En esta ocasión, su intención declarada era cortar el transporte que comunica las terminales con la ciudad con el objetivo de ahogar su tráfico aéreo y hacer notar su malestar y demandas a los viajeros. No les costó mucho esfuerzo conseguirlo. Para evitar que más personas se les unieran, la compañía que gestiona el metro (llamada MTR) interrumpió el servicio de los trenes que comunica el centro con el aeropuerto, uno de los nudos de transporte aéreo más activos del mundo. Al poco, también se cancelaban varias rutas de autobuses, mientras que el tráfico rodado circulaba con gran lentitud debido a los controles.

Estas medidas también afectaban a todos los que tenían que tomar un vuelo, que se las vieron y desearon para llegar a tiempo. La peor parte se la llevaron aquellos que no pudieron coger un taxi o conseguir que alguien les acercara, ya que tuvieron que cubrir en penosa procesión de maletas los kilómetros que separan la última estación de metro, sita en el barrio de Tung Chung, del aeropuerto. Por suerte para ellos, no se canceló ningún vuelo, aunque sí que se fueron acumulando los retrasos.

Tampoco los que llegaban lo tenían nada fácil, y tuvieron que soportar largas horas de espera hasta poder conseguir un medio de transporte para ir al centro. “¡Estoy pensando en coger el ferry a Shenzhen (la ciudad china que está al otro lado de la frontera) y después regresar a Hong Kong
por tierra de una manera tortuosa!”, aseguraba un recién aterrizado en Twitter. El cierre de las líneas de metro y autobuses también dejó a miles de manifestantes sin posibilidad de volver a casa, por lo que muchos particulares acudieron a su rescate con sus vehículos privados.

La jornada no finalizó sin su ración de vandalismo habitual en las últimas semanas. En Tung Chung, un grupo de manifestantes que regresaban de las protestas en el aeropuerto entró en la estación de metro para romper sus cristales y tornos de acceso, inundarla tras destrozar el sistema antiincendios y dejar pintadas como “basura ferroviaria comunista” y “gloria a Hong Kong”. A sus afueras, también se prendieron fuego a algunas barricadas, aunque la cosa no fue a más ante la ausencia de agentes.

Desde hace unas semanas, la empresa MTR se ha convertido en un objetivo más de las protestas por la percepción entre muchos manifestantes de que no les mantiene a salvo de la brutalidad policial y colaboran con las autoridades en su intento por acabar con los descontentos. No ayuda para nada que el día anterior los agentes antidisturbios entraran a todo trapo en una de sus estaciones (la de Prince Edward) para realizar arrestos masivos (unos 40), una actuación muy criticada en la que también resultaron heridas numerosas personas y provocó una gran indignación en las redes sociales.

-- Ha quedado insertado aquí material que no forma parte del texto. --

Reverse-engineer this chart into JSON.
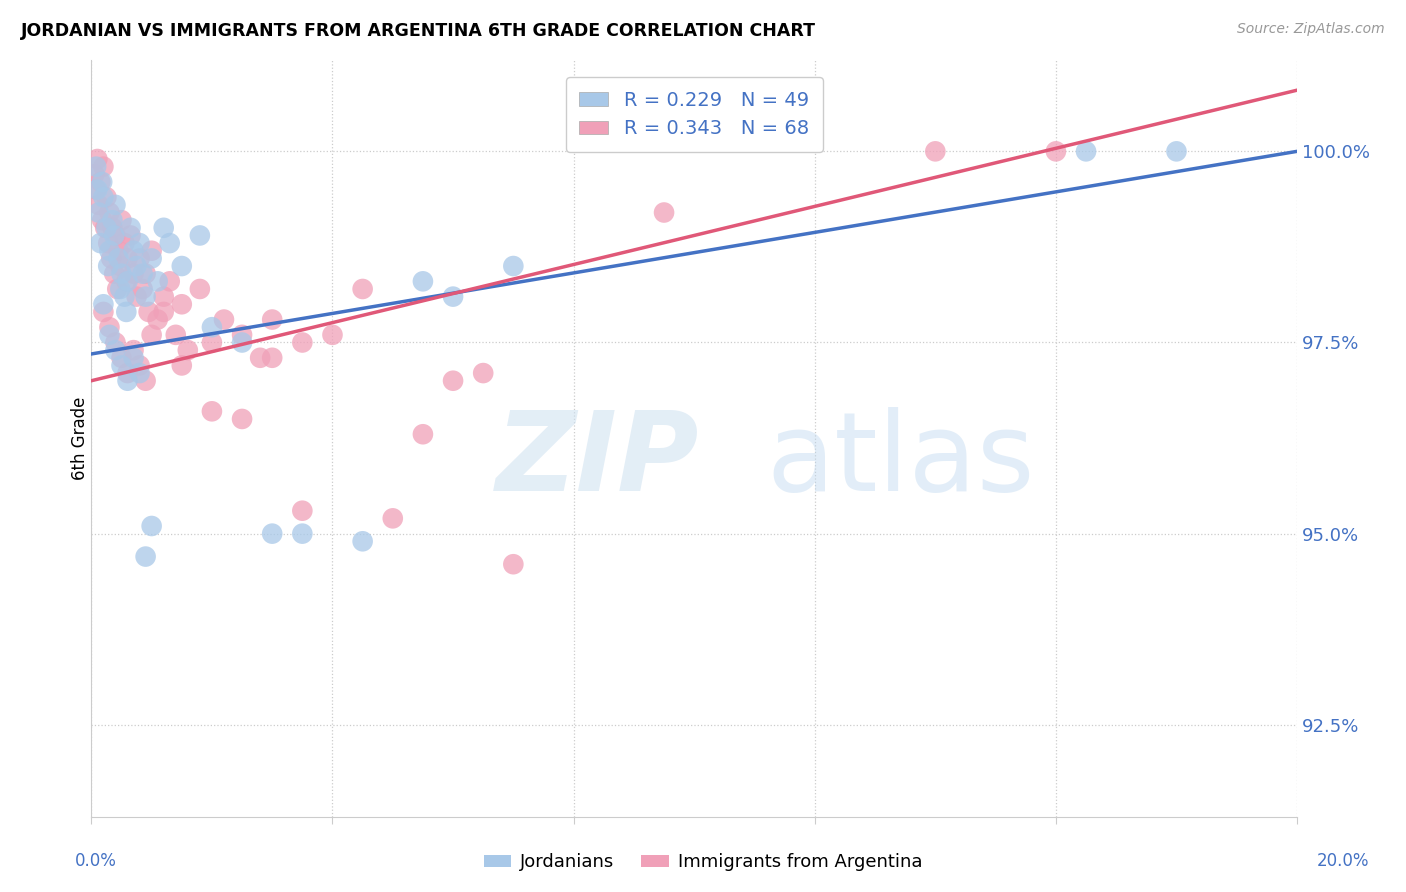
{
  "title": "JORDANIAN VS IMMIGRANTS FROM ARGENTINA 6TH GRADE CORRELATION CHART",
  "source": "Source: ZipAtlas.com",
  "ylabel": "6th Grade",
  "xlim": [
    0.0,
    20.0
  ],
  "ylim": [
    91.3,
    101.2
  ],
  "yticks": [
    92.5,
    95.0,
    97.5,
    100.0
  ],
  "ytick_labels": [
    "92.5%",
    "95.0%",
    "97.5%",
    "100.0%"
  ],
  "jordanians_R": 0.229,
  "jordanians_N": 49,
  "argentina_R": 0.343,
  "argentina_N": 68,
  "blue_color": "#a8c8e8",
  "pink_color": "#f0a0b8",
  "blue_line_color": "#4472c4",
  "pink_line_color": "#e05878",
  "jordanians_x": [
    0.08,
    0.1,
    0.12,
    0.15,
    0.18,
    0.2,
    0.25,
    0.28,
    0.3,
    0.35,
    0.38,
    0.4,
    0.45,
    0.48,
    0.5,
    0.55,
    0.58,
    0.6,
    0.65,
    0.7,
    0.75,
    0.8,
    0.85,
    0.9,
    1.0,
    1.1,
    1.2,
    1.3,
    1.5,
    1.8,
    2.0,
    2.5,
    3.0,
    3.5,
    4.5,
    5.5,
    6.0,
    7.0,
    0.2,
    0.3,
    0.4,
    0.5,
    0.6,
    0.7,
    0.8,
    0.9,
    1.0,
    16.5,
    18.0
  ],
  "jordanians_y": [
    99.8,
    99.5,
    99.2,
    98.8,
    99.6,
    99.4,
    99.0,
    98.5,
    98.7,
    99.1,
    98.9,
    99.3,
    98.6,
    98.2,
    98.4,
    98.1,
    97.9,
    98.3,
    99.0,
    98.7,
    98.5,
    98.8,
    98.4,
    98.1,
    98.6,
    98.3,
    99.0,
    98.8,
    98.5,
    98.9,
    97.7,
    97.5,
    95.0,
    95.0,
    94.9,
    98.3,
    98.1,
    98.5,
    98.0,
    97.6,
    97.4,
    97.2,
    97.0,
    97.3,
    97.1,
    94.7,
    95.1,
    100.0,
    100.0
  ],
  "argentina_x": [
    0.05,
    0.08,
    0.1,
    0.12,
    0.15,
    0.18,
    0.2,
    0.23,
    0.25,
    0.28,
    0.3,
    0.33,
    0.35,
    0.38,
    0.4,
    0.43,
    0.45,
    0.48,
    0.5,
    0.55,
    0.58,
    0.6,
    0.65,
    0.7,
    0.75,
    0.8,
    0.85,
    0.9,
    0.95,
    1.0,
    1.1,
    1.2,
    1.3,
    1.4,
    1.5,
    1.6,
    1.8,
    2.0,
    2.2,
    2.5,
    2.8,
    3.0,
    3.5,
    4.0,
    5.0,
    6.0,
    0.2,
    0.3,
    0.4,
    0.5,
    0.6,
    0.7,
    0.8,
    0.9,
    1.0,
    1.2,
    1.5,
    2.0,
    2.5,
    3.0,
    3.5,
    5.5,
    7.0,
    9.5,
    14.0,
    16.0,
    4.5,
    6.5
  ],
  "argentina_y": [
    99.7,
    99.5,
    99.9,
    99.3,
    99.6,
    99.1,
    99.8,
    99.0,
    99.4,
    98.8,
    99.2,
    98.6,
    99.0,
    98.4,
    98.9,
    98.2,
    98.7,
    98.5,
    99.1,
    98.8,
    98.3,
    98.6,
    98.9,
    98.4,
    98.1,
    98.6,
    98.2,
    98.4,
    97.9,
    98.7,
    97.8,
    98.1,
    98.3,
    97.6,
    98.0,
    97.4,
    98.2,
    97.5,
    97.8,
    97.6,
    97.3,
    97.8,
    97.5,
    97.6,
    95.2,
    97.0,
    97.9,
    97.7,
    97.5,
    97.3,
    97.1,
    97.4,
    97.2,
    97.0,
    97.6,
    97.9,
    97.2,
    96.6,
    96.5,
    97.3,
    95.3,
    96.3,
    94.6,
    99.2,
    100.0,
    100.0,
    98.2,
    97.1
  ]
}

Esa acometida fue la guinda a un sábado marcado por la violencia. A lo largo de las horas hubo cercos a comisarías y a la sede del Gobierno, lanzamiento de cócteles molotov y adoquines por un bando y gases lacrimógenos y cañones de agua por el otro, disparos al aire y agentes de policía infiltrados entre los activistas. El balance final alcanzó las 70 personas detenidas y otras 31 heridas, de las cuales cinco permanecían ayer en estado grave.

Los estudiantes vuelven hoy a clase, pero ya han anunciado un boicot y se esperan más movilizaciones

Pero lo peor es el ahondamiento de la fractura social en la ex colonia británica sin que nadie atisbe por ahora una solución. Con las posturas más enconadas que nunca, este lunes los estudiantes vuelven a las aulas. La prueba de si la vuelta a los libros desactiva (o no) su furor reivindicativo la tendremos hoy mismo, día para el que ya hay convocado un boicot y varias asambleas masivas.